President Donald Trump signed the VA Choice and Quality Employment Act Saturday, giving $2.1 billion to fund the Veterans Choice program and $1.8 billion for other VA health efforts.
The funds will allow Veterans Choice to last for another half year. As it was, the program was set to run out of money by mid-August. The program allows veterans with long wait or travel times for appointments to get federally funded care elsewhere, from non-VA doctors. The VA launched the program in 2014, when veterans were facing weeks or months-long waits—waits that were covered up by false records.
“Today is another milestone in our work to transform the VA where we're doing record-setting business,” Trump said from Bedminster, N.J., where he's on vacation at his golf club.

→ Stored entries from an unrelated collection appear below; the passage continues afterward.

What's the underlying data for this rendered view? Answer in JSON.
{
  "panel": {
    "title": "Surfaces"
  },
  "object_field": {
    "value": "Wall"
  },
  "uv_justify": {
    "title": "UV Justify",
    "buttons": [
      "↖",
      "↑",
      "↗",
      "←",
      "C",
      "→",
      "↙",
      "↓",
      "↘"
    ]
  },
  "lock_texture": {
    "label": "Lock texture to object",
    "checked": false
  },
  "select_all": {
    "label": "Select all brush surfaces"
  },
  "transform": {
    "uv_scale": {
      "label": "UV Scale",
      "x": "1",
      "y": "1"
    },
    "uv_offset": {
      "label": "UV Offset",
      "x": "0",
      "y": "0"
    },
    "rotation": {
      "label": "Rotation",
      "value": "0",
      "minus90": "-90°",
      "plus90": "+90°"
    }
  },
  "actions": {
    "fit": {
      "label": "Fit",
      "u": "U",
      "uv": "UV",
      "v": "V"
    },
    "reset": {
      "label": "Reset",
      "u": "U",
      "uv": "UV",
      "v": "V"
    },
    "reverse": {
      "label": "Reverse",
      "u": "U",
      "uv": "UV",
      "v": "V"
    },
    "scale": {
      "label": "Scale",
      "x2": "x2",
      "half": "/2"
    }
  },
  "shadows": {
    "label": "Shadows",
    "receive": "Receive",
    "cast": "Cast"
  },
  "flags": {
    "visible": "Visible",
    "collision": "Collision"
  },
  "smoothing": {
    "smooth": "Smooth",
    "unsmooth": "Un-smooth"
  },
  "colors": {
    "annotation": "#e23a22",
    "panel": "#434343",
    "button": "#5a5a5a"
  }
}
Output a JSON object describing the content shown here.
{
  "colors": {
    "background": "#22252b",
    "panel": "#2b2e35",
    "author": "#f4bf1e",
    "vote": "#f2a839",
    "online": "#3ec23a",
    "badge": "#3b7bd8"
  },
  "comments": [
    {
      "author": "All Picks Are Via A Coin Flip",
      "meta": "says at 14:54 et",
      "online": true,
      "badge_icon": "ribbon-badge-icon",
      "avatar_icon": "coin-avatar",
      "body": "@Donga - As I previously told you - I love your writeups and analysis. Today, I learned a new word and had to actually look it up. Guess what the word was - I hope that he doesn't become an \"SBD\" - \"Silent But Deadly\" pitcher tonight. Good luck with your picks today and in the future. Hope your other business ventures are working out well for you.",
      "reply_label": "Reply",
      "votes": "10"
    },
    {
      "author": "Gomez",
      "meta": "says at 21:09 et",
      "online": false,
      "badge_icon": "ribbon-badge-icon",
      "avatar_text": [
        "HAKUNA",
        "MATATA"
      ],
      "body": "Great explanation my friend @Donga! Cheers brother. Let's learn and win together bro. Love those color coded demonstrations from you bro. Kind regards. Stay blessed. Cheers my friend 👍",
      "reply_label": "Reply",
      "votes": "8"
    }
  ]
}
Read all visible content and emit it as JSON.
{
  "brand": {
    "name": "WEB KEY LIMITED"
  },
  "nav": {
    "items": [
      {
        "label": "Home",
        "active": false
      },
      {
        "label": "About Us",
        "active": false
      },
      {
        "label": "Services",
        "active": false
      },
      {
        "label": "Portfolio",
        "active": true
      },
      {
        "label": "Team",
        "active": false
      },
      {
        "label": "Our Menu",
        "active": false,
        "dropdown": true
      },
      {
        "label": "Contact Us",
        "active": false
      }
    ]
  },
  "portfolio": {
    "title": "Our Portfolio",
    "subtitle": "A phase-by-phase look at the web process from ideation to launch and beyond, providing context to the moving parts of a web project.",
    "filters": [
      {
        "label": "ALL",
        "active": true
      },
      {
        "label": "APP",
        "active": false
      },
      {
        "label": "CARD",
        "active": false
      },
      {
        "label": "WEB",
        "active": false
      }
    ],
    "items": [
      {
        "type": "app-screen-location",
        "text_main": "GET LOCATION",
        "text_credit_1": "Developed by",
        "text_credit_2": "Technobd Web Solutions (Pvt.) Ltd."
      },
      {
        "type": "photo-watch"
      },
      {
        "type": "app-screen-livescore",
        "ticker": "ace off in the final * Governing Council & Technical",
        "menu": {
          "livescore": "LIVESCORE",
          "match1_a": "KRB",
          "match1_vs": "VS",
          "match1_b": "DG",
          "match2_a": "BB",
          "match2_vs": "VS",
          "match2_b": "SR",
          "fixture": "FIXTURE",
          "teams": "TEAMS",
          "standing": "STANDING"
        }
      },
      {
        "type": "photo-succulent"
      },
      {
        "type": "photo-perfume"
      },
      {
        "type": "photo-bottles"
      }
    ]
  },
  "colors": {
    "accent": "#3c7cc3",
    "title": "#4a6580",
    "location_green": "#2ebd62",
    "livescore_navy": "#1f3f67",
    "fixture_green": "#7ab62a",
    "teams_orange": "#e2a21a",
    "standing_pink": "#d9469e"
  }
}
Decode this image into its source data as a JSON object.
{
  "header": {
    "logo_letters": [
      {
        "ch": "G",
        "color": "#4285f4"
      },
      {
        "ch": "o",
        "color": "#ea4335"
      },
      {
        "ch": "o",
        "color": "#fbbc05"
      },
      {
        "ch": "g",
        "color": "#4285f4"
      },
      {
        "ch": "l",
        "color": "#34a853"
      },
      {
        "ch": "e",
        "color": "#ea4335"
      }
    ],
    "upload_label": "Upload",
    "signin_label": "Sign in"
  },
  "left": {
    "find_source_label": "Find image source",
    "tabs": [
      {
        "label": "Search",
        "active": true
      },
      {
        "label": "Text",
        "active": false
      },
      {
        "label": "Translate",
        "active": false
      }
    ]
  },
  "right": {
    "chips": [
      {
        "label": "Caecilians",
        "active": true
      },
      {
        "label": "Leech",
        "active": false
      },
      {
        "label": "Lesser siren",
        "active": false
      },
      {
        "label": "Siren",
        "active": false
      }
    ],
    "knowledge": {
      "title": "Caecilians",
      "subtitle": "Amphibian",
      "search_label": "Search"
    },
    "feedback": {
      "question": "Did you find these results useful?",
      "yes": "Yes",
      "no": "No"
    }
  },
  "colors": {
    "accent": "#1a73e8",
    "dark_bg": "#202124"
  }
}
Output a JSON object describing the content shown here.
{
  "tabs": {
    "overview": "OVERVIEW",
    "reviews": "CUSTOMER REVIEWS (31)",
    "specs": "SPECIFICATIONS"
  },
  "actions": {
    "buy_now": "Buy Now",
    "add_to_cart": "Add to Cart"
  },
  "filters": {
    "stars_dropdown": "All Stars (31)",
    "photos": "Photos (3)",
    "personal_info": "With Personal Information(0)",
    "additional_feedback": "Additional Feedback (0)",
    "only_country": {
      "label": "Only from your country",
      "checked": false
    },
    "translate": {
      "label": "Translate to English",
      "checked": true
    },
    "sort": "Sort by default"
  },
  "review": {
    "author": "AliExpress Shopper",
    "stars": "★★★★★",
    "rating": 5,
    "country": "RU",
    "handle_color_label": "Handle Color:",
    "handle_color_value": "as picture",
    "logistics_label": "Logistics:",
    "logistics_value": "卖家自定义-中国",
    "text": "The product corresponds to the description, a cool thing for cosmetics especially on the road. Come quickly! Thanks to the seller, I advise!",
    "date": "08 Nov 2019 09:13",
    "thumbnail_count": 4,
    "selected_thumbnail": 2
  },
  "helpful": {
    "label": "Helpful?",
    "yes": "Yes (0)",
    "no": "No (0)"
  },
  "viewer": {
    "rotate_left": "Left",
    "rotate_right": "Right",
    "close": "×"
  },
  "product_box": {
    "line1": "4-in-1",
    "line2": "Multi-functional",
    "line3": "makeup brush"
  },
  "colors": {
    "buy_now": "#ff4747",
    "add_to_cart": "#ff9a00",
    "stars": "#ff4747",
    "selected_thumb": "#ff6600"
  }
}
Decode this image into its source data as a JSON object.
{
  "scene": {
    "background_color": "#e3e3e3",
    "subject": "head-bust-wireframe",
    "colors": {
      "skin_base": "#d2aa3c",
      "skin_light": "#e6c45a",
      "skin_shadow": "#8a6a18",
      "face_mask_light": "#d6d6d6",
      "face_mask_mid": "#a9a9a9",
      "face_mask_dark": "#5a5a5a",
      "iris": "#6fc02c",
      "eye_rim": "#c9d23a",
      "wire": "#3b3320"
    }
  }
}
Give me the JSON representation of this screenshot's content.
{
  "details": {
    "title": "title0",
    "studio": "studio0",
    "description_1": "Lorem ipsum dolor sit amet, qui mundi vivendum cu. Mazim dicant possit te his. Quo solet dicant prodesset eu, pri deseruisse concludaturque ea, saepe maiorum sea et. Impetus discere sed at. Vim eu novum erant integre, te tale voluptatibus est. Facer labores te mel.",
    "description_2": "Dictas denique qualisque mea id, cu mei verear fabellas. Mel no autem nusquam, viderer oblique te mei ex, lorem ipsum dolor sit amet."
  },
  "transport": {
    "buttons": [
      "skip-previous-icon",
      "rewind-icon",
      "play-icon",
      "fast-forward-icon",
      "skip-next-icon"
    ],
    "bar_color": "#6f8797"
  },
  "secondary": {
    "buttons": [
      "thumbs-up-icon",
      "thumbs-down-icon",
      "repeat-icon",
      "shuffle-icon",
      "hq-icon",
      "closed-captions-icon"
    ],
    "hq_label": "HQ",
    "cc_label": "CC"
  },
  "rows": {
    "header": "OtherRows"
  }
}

Earlier this summer, VA Secretary Dr. David Shulkin proposed his own version of work to transform the VA when he outlined a new version of Veterans Choice, to be called the Veterans Affairs Community Care Program, which would get rid of the wait- and travel-time requirements. Under the new program, VA clinicians would assess veterans' health risk to decide whether private providers would be best for those veterans—a tactic that Shulkin has called “more effective.”
It's not yet clear how this new funding will affect the potential morphing of one program into the other. Shulkin said in June that he hoped that legislation for the Care Program would be passed by September, at the end of the fiscal year.